By Kate Synder, Zanesville Times Recorder
FRAZEYSBURG, Ohio – For the past 11 years, the Frazeysburg Fire Department could fill its fire trucks and tankers in its own fire station without worrying about the water bill. And for the past 11 years, the water the fire department used to extinguish fires was free.
But it was never supposed to be.
The village’s water facility was paid for with loans from the United States Department of Agriculture. And according to a March 29 Civil Rights Compliance Review conducted by the USDA, as a condition for receiving USDA funding, “no free service or use of the facility will be permitted.”
That stipulation is also part of a loan agreement between the USDA and Frazeysburg dated Sept. 12, 2005. The village should have been charging the fire department for water back then, but wasn’t. Since the review in March, though, the department has received water bills for filling its trucks.
The Times Recorder requested a copy of the compliance review, but was told it would not be available until July to give Frazeysburg the opportunity to object to its release.
A bill from April stated the fire department owed $87.68 by May 31 for 4,000 gallons of water. In the department’s transaction summary with the village, another charge of $64.63 was dated June 3 for 1,900 gallons of water. Fire Chief David Smith said while that might not seem like a lot of money, it will add up, and these are expenses the department did not factor into its budget.
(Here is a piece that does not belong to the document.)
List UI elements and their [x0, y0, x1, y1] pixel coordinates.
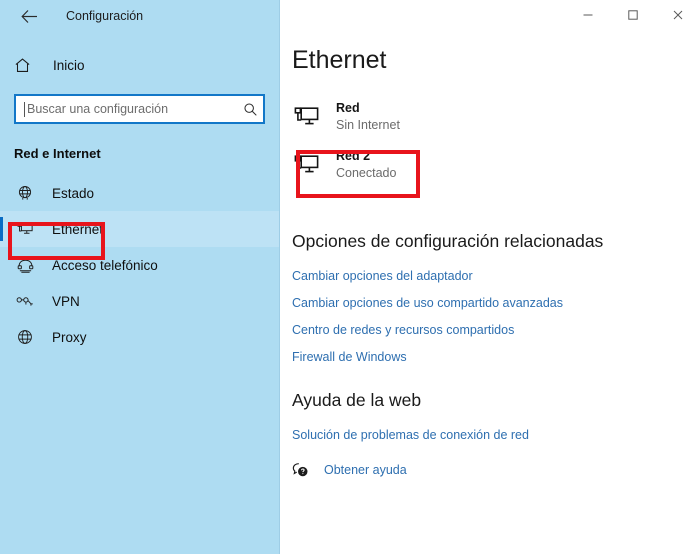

He also believes the department simply should not have to pay for water it uses to serve the community.
“We shouldn’t be required to pay for something of an uncontrolled nature,” Smith said.
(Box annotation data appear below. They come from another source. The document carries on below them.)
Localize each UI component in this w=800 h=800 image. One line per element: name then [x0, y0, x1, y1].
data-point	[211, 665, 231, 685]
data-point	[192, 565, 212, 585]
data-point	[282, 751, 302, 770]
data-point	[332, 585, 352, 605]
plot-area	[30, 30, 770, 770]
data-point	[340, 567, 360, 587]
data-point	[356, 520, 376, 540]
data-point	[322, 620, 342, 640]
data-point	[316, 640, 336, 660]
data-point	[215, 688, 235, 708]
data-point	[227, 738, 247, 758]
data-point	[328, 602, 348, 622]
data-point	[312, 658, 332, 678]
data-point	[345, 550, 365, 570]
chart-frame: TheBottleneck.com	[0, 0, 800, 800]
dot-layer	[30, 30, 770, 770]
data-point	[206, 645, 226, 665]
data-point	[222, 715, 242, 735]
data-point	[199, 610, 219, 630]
Smith also said if the fire department can’t come up with the money, it may shift the charges to village residents. Meaning if someone’s house or property was on fire, they could be hit with a bill for the water used to put the fire out.
“We budget $9,000 for utilities for the whole year,” he said. “Any additional cost we incur is going to be passed on to someone.”
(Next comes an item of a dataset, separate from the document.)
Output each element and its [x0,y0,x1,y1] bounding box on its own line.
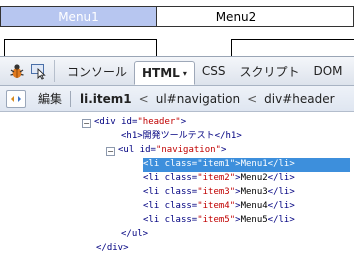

It takes 3,800 gallons of water to fill the department’s fleet of trucks one time. The department has four fire trucks, including a tanker.
Gerald Howard, who is acting mayor of Frazeysburg since former mayor Gary Middlemus recently resigned, said he sympathizes with the fire department and believes it is wrong to charge them for water.
A sign is taped to the Frazeysburg fire station’s waterBuy Photo
A sign is taped to the Frazeysburg fire station’s water pump to remind firefighters to fill up the department’s trucks and tankers at a fire hydrant to avoid being billed by the village. (Photo: Shane Flanigan/Times Recorder)
“It’s not something the village wanted to do,” Howard said.
But the village has no choice, per the agreement with the USDA, he said.
“I was on that fire department for over 20 years, and I know they don’t have a lot of money,” Howard said. “I personally don’t feel that we should charge them for water.”
The fire department covers 49 square miles, including the village of Frazeysburg, Jackson Township and Pike Township in Coshocton County. All three of those municipalities already have fire levies to support the department. There are two levies each in Jackson and Pike townships, which brings in $145,000 per year, and one levy in Frazeysburg, which brings in $64,000 per year.
In 2010, the fire department’s savings was depleted because the Frazeysburg fire levy renewal did not end up on the ballot, so the department was without those funds for an entire year, Smith said. As a result, the department essentially has no savings.
Under the Ohio Revised Code, water supply for certain services, including for extinguishing fires, must be free for those agencies. But that only applies to fire departments that are owned by their municipalities.
Since Frazeysburg Fire Department is not owned by the village, the village can charge the fire department for the water it uses to fill its trucks, according to the Ohio Attorney General’s Office.
The fire department is a combination of paid and volunteer. Smith gets paid, as do the firefighters required to be on call from 7 a.m. to 5 p.m. each day.
“We’re just frustrated,” Smith said.
There is a water pump in the department that firefighters use to fill their trucks. That water pump, called a slow pump, is attached to a village meter and the department can’t use it without being charged. The village suggested the firefighters fill trucks at a water hydrant to avoid being charged, because hydrants aren’t metered, Smith said.
That’s an adequate solution in the summer, when the weather is warm, Smith said. But in the winter, the firefighters will not want to stand outside in the cold and snow while filling up their trucks one at a time.
Plus, Smith said, because the water infrastructure is so old, prolonged use of the hydrants in that way could burst a water line.
A water line burst is a concern every time a hydrant is opened, said Tom Beckley, Frazeysburg village council member, but an update to the water infrastructure would cost money the village doesn’t have. And if the fire department doesn’t want to pay for water, right now at least, using the hydrants is the only option.
Per the agreement, the village is required to charge for water use, Beckley said. The village should have been charging the fire department since 2005, but wasn’t. While Beckley did not believe the village would or could retroactively charge the department for the past 11 years, but it needed to charge the department now, per the USDA’s requirement.
What the situation needs, Beckley said, is for the fire chief, mayor and council members to sit down and figure out, together, exactly how to address the problem.
“I don’t know what the best solution is for the fire department,” he said. “We need to have better communication.”